First Vulcan Flight to Launch Mission to the Moon

Plans Detailed For First US Mission To Land On Moon Since Apollo

Plans Detailed For First US Mission To Land On Moon Since Apollo

Astrobotic has selected United Launch Alliance's (ULA) Vulcan Centaur rocket in a competitive commercial procurement to launch its Peregrine lunar lander to the Moon in 2021. In November past year, Astrobotic was the company that competed for $2.6 billion and the plan to develop technologies that could explore the Moon in twenty missions, and create small spacecraft.

Vulcan Centaur is the successor to ULA's workhorse Atlas V rocket, which has launched many high-profile spacecraft over the years, including NASA's Curiosity Mars rover, New Horizons Pluto probe and OSIRIS-REx asteroid mission. That launch will be Vulcan's first, and a major test for a rocket that will become the backbone of ULA's defence against rival boosters from billionaire Elon Musk's SpaceX and other companies. ULA will launch the lander as part of Astrobotic's $79.5M contract that covers the deployment of up to 14 NASA-sponsored payloads through the Peregrine lander, ULA said Monday.

The mission will carry expertise and experiments to the moon below a NASA program that will lay the groundwork for astronaut journeys by 2024 underneath the optimistic schedule laid out by the Trump administration.

Space X's Tesla Roadster 'completes its first lap of the sun'
Luckily enough, Starman had already passed the orbit of Mars and was heading out toward the asteroid belt by November past year . The next time Starman and the Roadster will get close to the Earth will come on November 5th, 2020.

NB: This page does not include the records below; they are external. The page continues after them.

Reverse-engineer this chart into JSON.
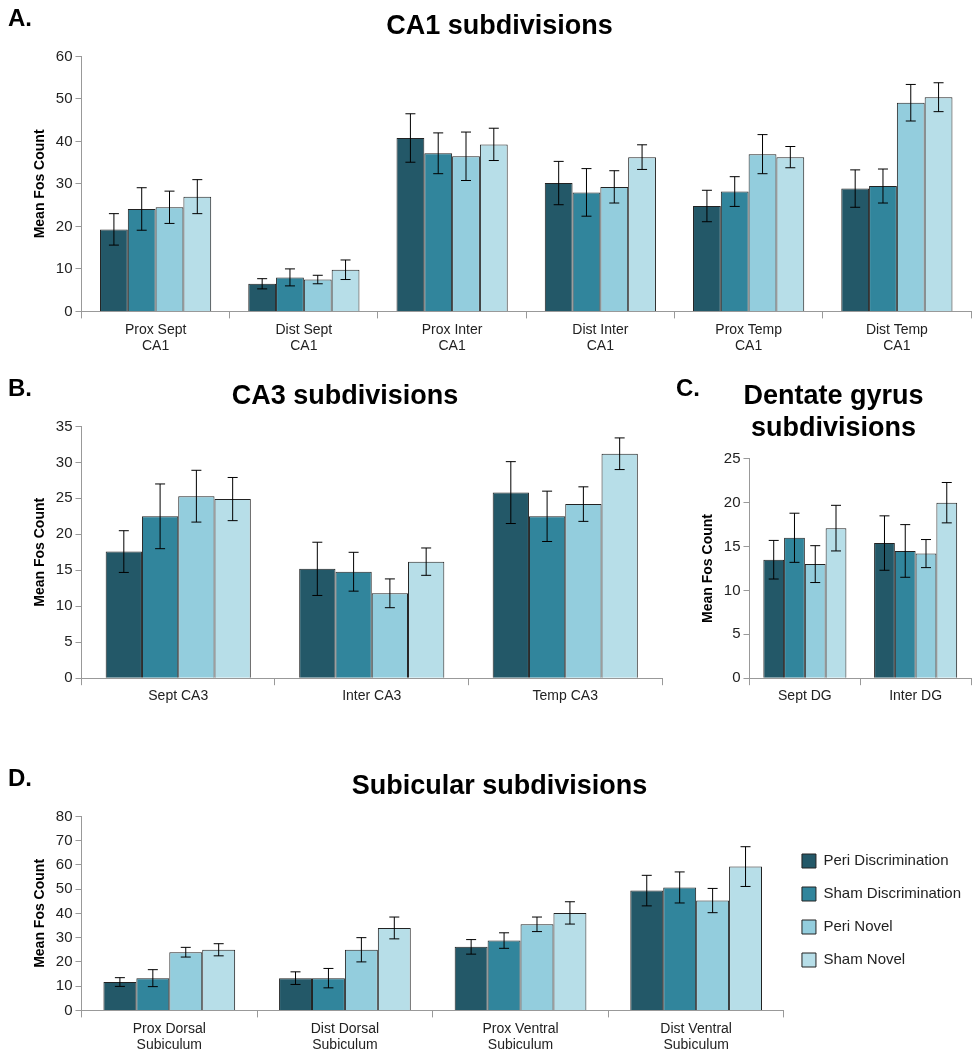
{
  "chart_data": [
    {
      "type": "bar",
      "title": "CA1 subdivisions",
      "ylabel": "Mean Fos Count",
      "annotations": [
        "A."
      ],
      "categories": [
        "Prox Sept CA1",
        "Dist Sept CA1",
        "Prox Inter CA1",
        "Dist Inter CA1",
        "Prox Temp CA1",
        "Dist Temp CA1"
      ],
      "ylim": [
        0,
        60
      ],
      "yticks": [
        0,
        10,
        20,
        30,
        40,
        50,
        60
      ],
      "grid": false,
      "legend": false,
      "series": [
        {
          "color": "#235868",
          "values": [
            19.3,
            6.5,
            40.8,
            30.2,
            24.8,
            28.9
          ],
          "errors": [
            3.7,
            1.2,
            5.7,
            5.1,
            3.7,
            4.4
          ]
        },
        {
          "color": "#31859c",
          "values": [
            24.1,
            8,
            37.2,
            28,
            28.2,
            29.5
          ],
          "errors": [
            5,
            2,
            4.8,
            5.6,
            3.5,
            4
          ]
        },
        {
          "color": "#93cddd",
          "values": [
            24.5,
            7.5,
            36.5,
            29.3,
            37,
            49.1
          ],
          "errors": [
            3.8,
            1,
            5.7,
            3.8,
            4.6,
            4.3
          ]
        },
        {
          "color": "#b7dee8",
          "values": [
            27,
            9.8,
            39.3,
            36.3,
            36.3,
            50.4
          ],
          "errors": [
            4,
            2.3,
            3.8,
            2.9,
            2.5,
            3.4
          ]
        }
      ]
    },
    {
      "type": "bar",
      "title": "CA3 subdivisions",
      "ylabel": "Mean Fos Count",
      "annotations": [
        "B."
      ],
      "categories": [
        "Sept CA3",
        "Inter CA3",
        "Temp CA3"
      ],
      "ylim": [
        0,
        35
      ],
      "yticks": [
        0,
        5,
        10,
        15,
        20,
        25,
        30,
        35
      ],
      "grid": false,
      "legend": false,
      "series": [
        {
          "color": "#235868",
          "values": [
            17.6,
            15.2,
            25.8
          ],
          "errors": [
            2.9,
            3.7,
            4.3
          ]
        },
        {
          "color": "#31859c",
          "values": [
            22.5,
            14.8,
            22.5
          ],
          "errors": [
            4.5,
            2.7,
            3.5
          ]
        },
        {
          "color": "#93cddd",
          "values": [
            25.3,
            11.8,
            24.2
          ],
          "errors": [
            3.6,
            2,
            2.4
          ]
        },
        {
          "color": "#b7dee8",
          "values": [
            24.9,
            16.2,
            31.2
          ],
          "errors": [
            3,
            1.9,
            2.2
          ]
        }
      ]
    },
    {
      "type": "bar",
      "title": "Dentate gyrus subdivisions",
      "ylabel": "Mean Fos Count",
      "annotations": [
        "C."
      ],
      "categories": [
        "Sept DG",
        "Inter DG"
      ],
      "ylim": [
        0,
        25
      ],
      "yticks": [
        0,
        5,
        10,
        15,
        20,
        25
      ],
      "grid": false,
      "legend": false,
      "series": [
        {
          "color": "#235868",
          "values": [
            13.5,
            15.4
          ],
          "errors": [
            2.2,
            3.1
          ]
        },
        {
          "color": "#31859c",
          "values": [
            16,
            14.5
          ],
          "errors": [
            2.8,
            3
          ]
        },
        {
          "color": "#93cddd",
          "values": [
            13,
            14.2
          ],
          "errors": [
            2.1,
            1.6
          ]
        },
        {
          "color": "#b7dee8",
          "values": [
            17.1,
            20
          ],
          "errors": [
            2.6,
            2.3
          ]
        }
      ]
    },
    {
      "type": "bar",
      "title": "Subicular subdivisions",
      "ylabel": "Mean Fos Count",
      "annotations": [
        "D."
      ],
      "categories": [
        "Prox Dorsal Subiculum",
        "Dist Dorsal Subiculum",
        "Prox Ventral Subiculum",
        "Dist Ventral Subiculum"
      ],
      "ylim": [
        0,
        80
      ],
      "yticks": [
        0,
        10,
        20,
        30,
        40,
        50,
        60,
        70,
        80
      ],
      "grid": false,
      "legend": "right",
      "series": [
        {
          "name": "Peri Discrimination",
          "color": "#235868",
          "values": [
            11.7,
            13.3,
            26.2,
            49.4
          ],
          "errors": [
            1.8,
            2.6,
            3,
            6.3
          ]
        },
        {
          "name": "Sham Discrimination",
          "color": "#31859c",
          "values": [
            13.3,
            13.3,
            28.8,
            50.7
          ],
          "errors": [
            3.5,
            4,
            3.2,
            6.4
          ]
        },
        {
          "name": "Peri Novel",
          "color": "#93cddd",
          "values": [
            24,
            25,
            35.5,
            45.3
          ],
          "errors": [
            2,
            5,
            3,
            5
          ]
        },
        {
          "name": "Sham Novel",
          "color": "#b7dee8",
          "values": [
            25,
            34,
            40.2,
            59.3
          ],
          "errors": [
            2.5,
            4.5,
            4.6,
            8.2
          ]
        }
      ]
    }
  ]
}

While SpaceX has already slashed the cost of launches with its reusable rocket technology, Amazon.com Inc founder Jeff Bezos' Blue Origin, whose BE-4 engines power the Vulcan, is also working on a heavy-lift booster.

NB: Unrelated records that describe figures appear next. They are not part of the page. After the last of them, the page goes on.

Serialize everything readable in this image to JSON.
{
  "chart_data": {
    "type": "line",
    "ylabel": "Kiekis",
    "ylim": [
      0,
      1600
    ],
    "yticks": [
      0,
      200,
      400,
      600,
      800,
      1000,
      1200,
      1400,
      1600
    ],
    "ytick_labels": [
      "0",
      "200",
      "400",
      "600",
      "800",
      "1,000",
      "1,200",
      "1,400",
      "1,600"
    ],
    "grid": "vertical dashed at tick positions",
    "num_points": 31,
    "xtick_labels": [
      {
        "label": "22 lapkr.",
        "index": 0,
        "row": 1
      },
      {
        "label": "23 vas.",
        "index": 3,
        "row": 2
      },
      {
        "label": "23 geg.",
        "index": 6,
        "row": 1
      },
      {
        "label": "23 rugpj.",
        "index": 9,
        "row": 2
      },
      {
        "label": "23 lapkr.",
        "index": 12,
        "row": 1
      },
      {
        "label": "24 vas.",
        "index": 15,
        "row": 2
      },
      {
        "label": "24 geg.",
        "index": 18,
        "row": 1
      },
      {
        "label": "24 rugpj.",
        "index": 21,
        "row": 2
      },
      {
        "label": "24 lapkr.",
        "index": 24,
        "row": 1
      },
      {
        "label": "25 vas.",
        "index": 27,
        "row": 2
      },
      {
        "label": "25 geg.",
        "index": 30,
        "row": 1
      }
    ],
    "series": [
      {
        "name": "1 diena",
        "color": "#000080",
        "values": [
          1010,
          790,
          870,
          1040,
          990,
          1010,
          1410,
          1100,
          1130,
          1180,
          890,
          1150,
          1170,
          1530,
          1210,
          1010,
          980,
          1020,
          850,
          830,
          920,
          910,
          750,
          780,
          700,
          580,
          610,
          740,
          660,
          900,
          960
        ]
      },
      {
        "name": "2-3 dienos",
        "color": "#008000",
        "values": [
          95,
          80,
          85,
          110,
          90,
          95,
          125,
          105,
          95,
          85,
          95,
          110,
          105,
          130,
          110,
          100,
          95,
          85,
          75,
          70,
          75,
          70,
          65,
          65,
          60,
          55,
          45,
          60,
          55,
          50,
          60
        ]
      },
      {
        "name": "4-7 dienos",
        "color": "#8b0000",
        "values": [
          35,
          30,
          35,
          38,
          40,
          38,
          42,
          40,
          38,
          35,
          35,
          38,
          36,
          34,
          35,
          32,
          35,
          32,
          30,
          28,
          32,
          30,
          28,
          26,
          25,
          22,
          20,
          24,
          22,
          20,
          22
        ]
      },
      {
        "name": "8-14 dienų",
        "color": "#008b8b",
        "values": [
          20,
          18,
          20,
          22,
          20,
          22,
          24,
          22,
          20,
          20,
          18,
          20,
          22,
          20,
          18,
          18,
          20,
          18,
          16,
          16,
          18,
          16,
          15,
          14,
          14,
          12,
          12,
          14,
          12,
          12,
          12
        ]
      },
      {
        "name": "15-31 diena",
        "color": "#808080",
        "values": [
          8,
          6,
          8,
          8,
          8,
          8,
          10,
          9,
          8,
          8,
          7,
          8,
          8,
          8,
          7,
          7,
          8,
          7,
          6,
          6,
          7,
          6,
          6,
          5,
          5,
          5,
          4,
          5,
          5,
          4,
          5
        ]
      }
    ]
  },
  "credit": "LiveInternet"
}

According to an August 19 (ULA) press release, the mission "will serve as the first of two certification flights required for ULA's U.S. Air Force certification process". Also, Israel was the one that sends a robotic on the Moon but crashed at the final step. This contract with ULA was the result of a highly competitive commercial process, and we are grateful to everyone involved in helping us make low-priced lunar transportation possible.